В X–XI вв. русское сознание усваивает «квинтэссенцию» византийского православия, наследует основания традиции, которая, несмотря на появившиеся в ней консервативные тенденции, ведущие к формализму и обрядоверию, еще не содержит явных признаков искажения. Если эта традиция и воспроизводится на Руси в большей степени пассивно, чем творчески, то, во всяком случае, на новой почве имеет место живое ее восприятие, а не механическое повторение давно известных истин. Для русского сознания, в отличие от византийского, христианство – это новая живительная струя, с которой связываются не только личные, но и национальные надежды. Ярким примером служит «Слово о законе и благодати» Иллариона Киевского. Это произведение отмечено духом великодержавия и христианского оптимизма: киевские «идеологи» воодушевлены сознанием единства Руси, начинающимся ростом ее государственности, связанным с принятием христианства. Этот религиозный оптимизм порождает то вдохновение, с которым принимается православное наследие. Представления о Церкви, в которой происходит срастворение человека и Бога, осуществление единства чувственного и сверхчувственного, усваиваются здесь органично не только в силу необходимой преемственности, но и в силу своего соответствия мифологическому миросозерцанию Древней Руси, не знавшему разрыва между естественным и сверхъестественным.
Г.П. Федотов, указывая на многогранность древнерусской святости, замечает, что в своей основе это был «все тот же восточно-христианский путь к Небесному Отечеству, святость, прежде всего, монашеская»98, целью которой было «вкушение» Царства Небесного здесь и теперь. Монашество было той частью Церкви, в которой процесс «обожения» тварного мира должен был осуществляться в наиболее полной мере, являя собой пример для всех остальных.

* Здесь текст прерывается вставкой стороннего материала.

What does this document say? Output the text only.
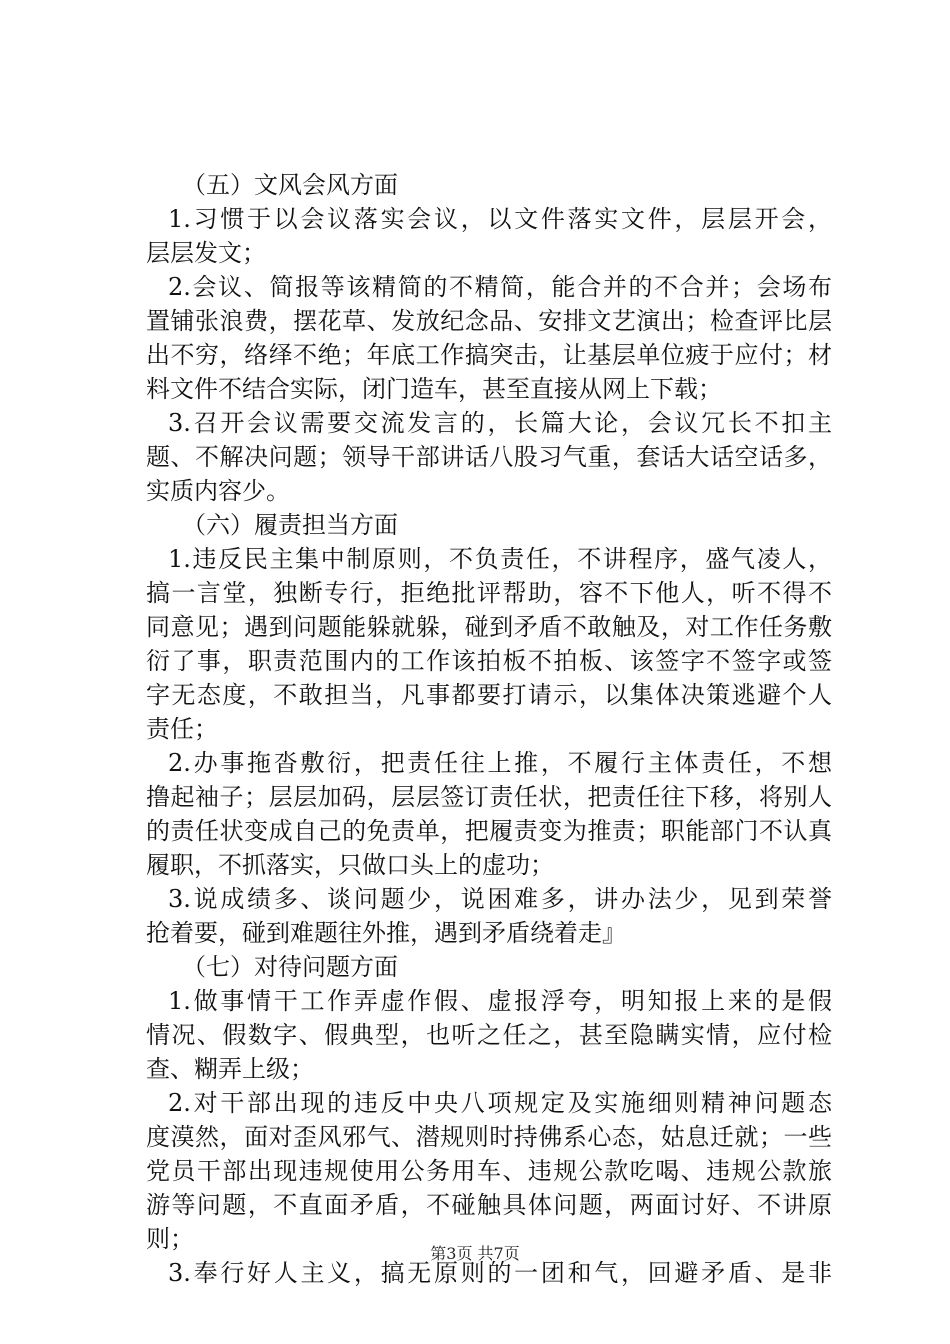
（五）文风会风方面
1.习惯于以会议落实会议，以文件落实文件，层层开会，
层层发文；
2.会议、简报等该精简的不精简，能合并的不合并；会场布
置铺张浪费，摆花草、发放纪念品、安排文艺演出；检查评比层
出不穷，络绎不绝；年底工作搞突击，让基层单位疲于应付；材
料文件不结合实际，闭门造车，甚至直接从网上下载；
3.召开会议需要交流发言的，长篇大论，会议冗长不扣主
题、不解决问题；领导干部讲话八股习气重，套话大话空话多，
实质内容少。
（六）履责担当方面
1.违反民主集中制原则，不负责任，不讲程序，盛气凌人，
搞一言堂，独断专行，拒绝批评帮助，容不下他人，听不得不
同意见；遇到问题能躲就躲，碰到矛盾不敢触及，对工作任务敷
衍了事，职责范围内的工作该拍板不拍板、该签字不签字或签
字无态度，不敢担当，凡事都要打请示，以集体决策逃避个人
责任；
2.办事拖沓敷衍，把责任往上推，不履行主体责任，不想
撸起袖子；层层加码，层层签订责任状，把责任往下移，将别人
的责任状变成自己的免责单，把履责变为推责；职能部门不认真
履职，不抓落实，只做口头上的虚功；
3.说成绩多、谈问题少，说困难多，讲办法少，见到荣誉
抢着要，碰到难题往外推，遇到矛盾绕着走』
（七）对待问题方面
1.做事情干工作弄虚作假、虚报浮夸，明知报上来的是假
情况、假数字、假典型，也听之任之，甚至隐瞒实情，应付检
查、糊弄上级；
2.对干部出现的违反中央八项规定及实施细则精神问题态
度漠然，面对歪风邪气、潜规则时持佛系心态，姑息迁就；一些
党员干部出现违规使用公务用车、违规公款吃喝、违规公款旅
游等问题，不直面矛盾，不碰触具体问题，两面讨好、不讲原
则；
3.奉行好人主义，搞无原则的一团和气，回避矛盾、是非
第3页 共7页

Традиции православной духовности не были полностью утрачены и в темные годы междуусобицы и татарского ига. XIV–XV вв. стали временем высшего расцвета русского православия, которое было связано с оживлением религиозной жизни в Византии, а именно с движением исихазма, идеи которого приходили с Афона. Здесь были созданы целые поселения русских монахов, продолжавших дело переводов. Через них приходила в Россию святоотеческая богословская мысль, воплощавшая классическое православное миросозерцание – творения Василия Великого, Исаака Сирина, Максима Исповедника, Симеона Нового Богослова. В Византии кульминацией и торжеством эсхатологической идеи Церкви явилось богословие св. Григория Паламы, в России личность и деятельность преп. Сергия Радонежского. Хотя сам он ничего не написал, о его влиянии, «о содержании воплощенного им учения ничто не свидетельствует с такой убедительностью и силой, как иконы преп. Андрея Рублева»99. Экклезиологическое мышление в русском православии не получило своего выражения в богословских рассуждениях, вероятно в силу общей неразвитости богословской традиции, но оно находило свое отражение в характере духовной жизни, изобразительного искусства и храмостроения. Не только древнерусский храм, но и икона являла собой наглядное выражение основной идеи православия, утверждающей возможность реального соединения горнего и дольнего миров, и в лучших своих образцах демонстрировала, по словам Е. Трубецкого, пример действительного «умозрения в красках».
На рубеже XV века, в качестве кульминации и торжества эсхатологической идеи Церкви, сформировался высокий русский иконостас, в котором «все изображенные объединены в одно тело. Это сочетание Христа с Его Церковью… сочетание, осуществляемое и созидаемое Таинством Евхаристии»100. Иконостас явился выражением самой сущности Церкви и ее литургии, обеспечивающей взаимопроникновение и единение естественного и сверхъестественного. То, что можно было увидеть в стенной росписи храма, концентрировалось в объединяющей композиции иконостаса, подчеркивая идею единства Церкви, как тела Христова.